After a bit of research we decided that it was best to go with Neo4J over those running on Hadoop (Girpah, etc), at least to get started.Following was our rationale:
- No one on our team has any graph db experience.
- The Neo4J community is way more active that it's Hadoop based counterparts.
- We already run a petty heterogeneous stack (R Studio/Server, Hive, Impala, Python).
- The ability to show the graph off visually us somewhat important.
- Our graph db won't see frequent updates, and usage will be minimal.
- Hydrating the graph from our MYSQL db via python was pretty trivial.
- Neo4J offers very easy REST API access.
So I went about getting Neo4J to go at AWS, here is a blow by blow of how I got it done.
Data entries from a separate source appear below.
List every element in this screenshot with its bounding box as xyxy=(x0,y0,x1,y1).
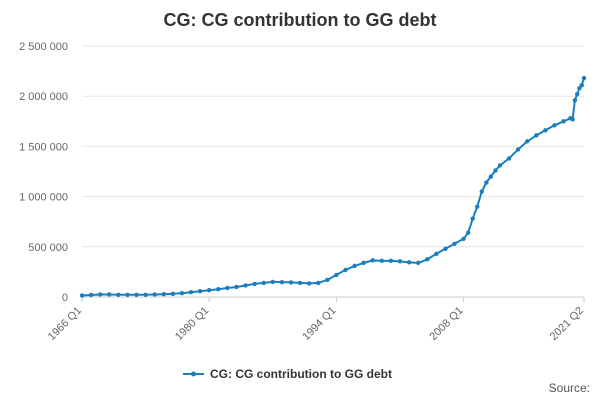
data-point[interactable] xyxy=(143,292,148,297)
data-point[interactable] xyxy=(461,236,466,241)
series-layer xyxy=(79,75,587,298)
data-point[interactable] xyxy=(207,287,212,293)
data-point[interactable] xyxy=(216,286,221,292)
data-point[interactable] xyxy=(488,174,494,179)
data-point[interactable] xyxy=(497,163,503,168)
data-point[interactable] xyxy=(261,280,266,286)
data-point[interactable] xyxy=(452,241,457,246)
data-point[interactable] xyxy=(161,291,166,297)
data-point[interactable] xyxy=(225,285,230,291)
data-point[interactable] xyxy=(234,284,239,290)
data-point[interactable] xyxy=(352,263,357,269)
data-point[interactable] xyxy=(388,258,394,264)
data-point[interactable] xyxy=(506,156,512,161)
data-point[interactable] xyxy=(134,292,139,297)
y-tick-label: 0 xyxy=(62,292,68,304)
data-point[interactable] xyxy=(170,291,176,296)
x-axis: 1966 Q1 1980 Q1 1994 Q1 2008 Q1 2021 Q2 xyxy=(46,297,586,343)
data-point[interactable] xyxy=(543,128,548,133)
data-point[interactable] xyxy=(279,279,285,285)
chart-title: CG: CG contribution to GG debt xyxy=(164,10,437,30)
data-point[interactable] xyxy=(79,293,85,298)
data-point[interactable] xyxy=(484,180,489,185)
x-tick-label: 2021 Q2 xyxy=(548,305,586,343)
y-tick-label: 2 500 000 xyxy=(19,41,68,53)
data-point[interactable] xyxy=(288,280,294,285)
y-tick-label: 1 000 000 xyxy=(19,192,68,204)
y-tick-label: 500 000 xyxy=(28,242,68,254)
data-point[interactable] xyxy=(434,251,439,257)
data-point[interactable] xyxy=(306,281,312,286)
y-tick-label: 2 000 000 xyxy=(19,91,68,103)
data-point[interactable] xyxy=(316,280,321,286)
data-point[interactable] xyxy=(561,119,566,124)
data-point[interactable] xyxy=(252,281,257,287)
x-tick-label: 2008 Q1 xyxy=(427,305,465,343)
data-point[interactable] xyxy=(475,204,480,209)
data-point[interactable] xyxy=(574,91,580,97)
data-point[interactable] xyxy=(479,189,484,194)
y-tick-label: 1 500 000 xyxy=(19,141,68,153)
data-point[interactable] xyxy=(343,267,348,273)
data-point[interactable] xyxy=(493,168,498,173)
data-point[interactable] xyxy=(116,292,121,297)
data-point[interactable] xyxy=(525,139,530,144)
data-point[interactable] xyxy=(465,230,471,235)
legend-marker xyxy=(191,371,196,377)
x-tick-label: 1980 Q1 xyxy=(173,305,211,343)
legend-label: CG: CG contribution to GG debt xyxy=(210,367,392,381)
data-point[interactable] xyxy=(415,260,421,266)
data-point[interactable] xyxy=(243,283,248,288)
data-point[interactable] xyxy=(152,292,157,297)
data-point[interactable] xyxy=(325,277,330,283)
data-point[interactable] xyxy=(370,258,375,263)
data-point[interactable] xyxy=(97,292,103,297)
data-point[interactable] xyxy=(361,260,366,266)
data-point[interactable] xyxy=(552,123,557,128)
series-line xyxy=(81,77,585,297)
data-point[interactable] xyxy=(515,147,521,152)
data-point[interactable] xyxy=(88,292,94,298)
data-point[interactable] xyxy=(534,133,539,138)
data-point[interactable] xyxy=(572,98,578,103)
data-point[interactable] xyxy=(579,82,584,88)
data-point[interactable] xyxy=(334,272,339,278)
data-point[interactable] xyxy=(107,292,112,297)
data-point[interactable] xyxy=(179,290,185,296)
gridlines xyxy=(82,45,584,298)
data-point[interactable] xyxy=(406,260,412,265)
data-point[interactable] xyxy=(443,246,448,252)
data-point[interactable] xyxy=(125,292,130,297)
data-point[interactable] xyxy=(570,117,575,122)
data-point[interactable] xyxy=(425,257,430,262)
legend[interactable]: CG: CG contribution to GG debt xyxy=(183,367,392,381)
data-point[interactable] xyxy=(297,280,303,286)
y-axis: 0 500 000 1 000 000 1 500 000 2 000 000 2 500… xyxy=(19,41,68,304)
data-point[interactable] xyxy=(397,259,403,264)
data-point[interactable] xyxy=(197,288,203,294)
data-point[interactable] xyxy=(379,258,385,264)
source-label: Source: xyxy=(549,381,590,395)
data-point[interactable] xyxy=(188,289,194,295)
data-point[interactable] xyxy=(470,216,475,221)
x-tick-label: 1994 Q1 xyxy=(300,305,338,343)
x-tick-label: 1966 Q1 xyxy=(46,305,84,343)
data-point[interactable] xyxy=(581,75,587,81)
data-point[interactable] xyxy=(577,85,582,91)
data-point[interactable] xyxy=(270,279,276,285)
Don't follow the main Neo4J EC2 instructions (utilizing Cloud Formation), it was hosed trying to locate the AMI. Go manual, you will thank me.
Notes / extra steps:
- Neo4J will be installed in /var/lib/neo4j/
- Neo4J start script is /etc/init.d/neo4j-service (stop/start/restart) ... this incorrectly noted in docs
- Edit /etc/security/limits.conf and add these two lines:
neo4j soft no file 40000
neo4j hard nofile 40000
- Neo4J is only accessible locally by default:
Edit /var/lib/neo4j/conf/neo4j-server.properties
uncomment this line
org.neo4j.server.webserver.address=0.0.0.0
- Another thing
Edit /etc/pam.d/su
uncomment or add the following line
session required pam_limits.so
That should get you up and running, and accessible. Here is a picture of a graph we created based on wikipedia categories and pages centered on "Machine Learning". We are just getting our feet wet, but love what we are seeing!